Options such as moving into management, taking a leading role in a new technology project, and procuring an ensured on-site job are certainly valid approaches to take. However, purely on the numbers, these options will leave many people shut out.
There are only so many management jobs, and the people who currently hold such jobs are simply not going to walk away from their positions.
Leading a new technology project is all well and good, but which new technology do you pick? In the last 10 years, there has been an ebb and flow of panacea-like software paradigms. Each one was going to change the world as we know it. Unfortunately, many are already in the historical ash heap.
No, to survive in the IT business today, new approaches must be taken.
Have you ever considered the work that you do to be a “marketable commodity,” like soybeans or wheat? You should because this is an emerging concept among many business people regarding fundamental IT skills in a global economy.

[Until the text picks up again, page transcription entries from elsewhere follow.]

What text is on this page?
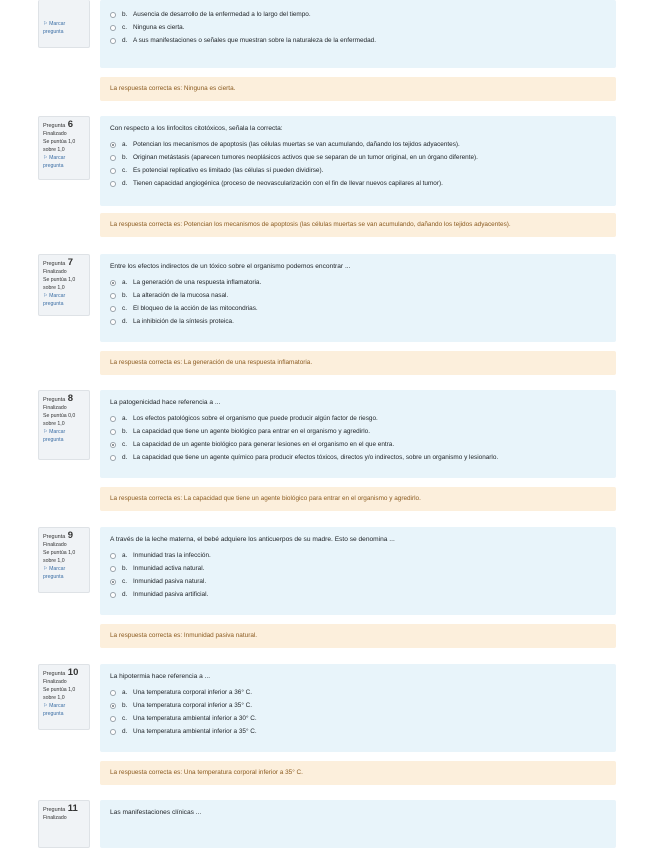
⚐ Marcar pregunta
b. Ausencia de desarrollo de la enfermedad a lo largo del tiempo.
c. Ninguna es cierta.
d. A sus manifestaciones o señales que muestran sobre la naturaleza de la enfermedad.
La respuesta correcta es: Ninguna es cierta.
Pregunta 6
Finalizado
Se puntúa 1,0 sobre 1,0
⚐ Marcar pregunta
Con respecto a los linfocitos citotóxicos, señala la correcta:
a. Potencian los mecanismos de apoptosis (las células muertas se van acumulando, dañando los tejidos adyacentes).
b. Originan metástasis (aparecen tumores neoplásicos activos que se separan de un tumor original, en un órgano diferente).
c. Es potencial replicativo es limitado (las células sí pueden dividirse).
d. Tienen capacidad angiogénica (proceso de neovascularización con el fin de llevar nuevos capilares al tumor).
La respuesta correcta es: Potencian los mecanismos de apoptosis (las células muertas se van acumulando, dañando los tejidos adyacentes).
Pregunta 7
Finalizado
Se puntúa 1,0 sobre 1,0
⚐ Marcar pregunta
Entre los efectos indirectos de un tóxico sobre el organismo podemos encontrar ...
a. La generación de una respuesta inflamatoria.
b. La alteración de la mucosa nasal.
c. El bloqueo de la acción de las mitocondrias.
d. La inhibición de la síntesis proteica.
La respuesta correcta es: La generación de una respuesta inflamatoria.
Pregunta 8
Finalizado
Se puntúa 0,0 sobre 1,0
⚐ Marcar pregunta
La patogenicidad hace referencia a ...
a. Los efectos patológicos sobre el organismo que puede producir algún factor de riesgo.
b. La capacidad que tiene un agente biológico para entrar en el organismo y agredirlo.
c. La capacidad de un agente biológico para generar lesiones en el organismo en el que entra.
d. La capacidad que tiene un agente químico para producir efectos tóxicos, directos y/o indirectos, sobre un organismo y lesionarlo.
La respuesta correcta es: La capacidad que tiene un agente biológico para entrar en el organismo y agredirlo.
Pregunta 9
Finalizado
Se puntúa 1,0 sobre 1,0
⚐ Marcar pregunta
A través de la leche materna, el bebé adquiere los anticuerpos de su madre. Esto se denomina ...
a. Inmunidad tras la infección.
b. Inmunidad activa natural.
c. Inmunidad pasiva natural.
d. Inmunidad pasiva artificial.
La respuesta correcta es: Inmunidad pasiva natural.
Pregunta 10
Finalizado
Se puntúa 1,0 sobre 1,0
⚐ Marcar pregunta
La hipotermia hace referencia a ...
a. Una temperatura corporal inferior a 36° C.
b. Una temperatura corporal inferior a 35° C.
c. Una temperatura ambiental inferior a 30° C.
d. Una temperatura ambiental inferior a 35° C.
La respuesta correcta es: Una temperatura corporal inferior a 35° C.
Pregunta 11
Finalizado
Las manifestaciones clínicas ...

Exactly how do you sell your skills to the highest bidder? With great difficulty, I’m afraid.
The effect of the latest headlong rush into offshore outsourcing, coupled with the extreme economic slump, has had a serious impact upon the ability to sell top-quality IT skills. The entire professional IT services arena is no longer about the basic dynamic of selling the highest quality skills for the lowest possible billing rate. It has shifted to be a market that is purely driven by the hourly billing rate. There is no way that an onshore, American IT contractor can compete with offshore organizations on price alone.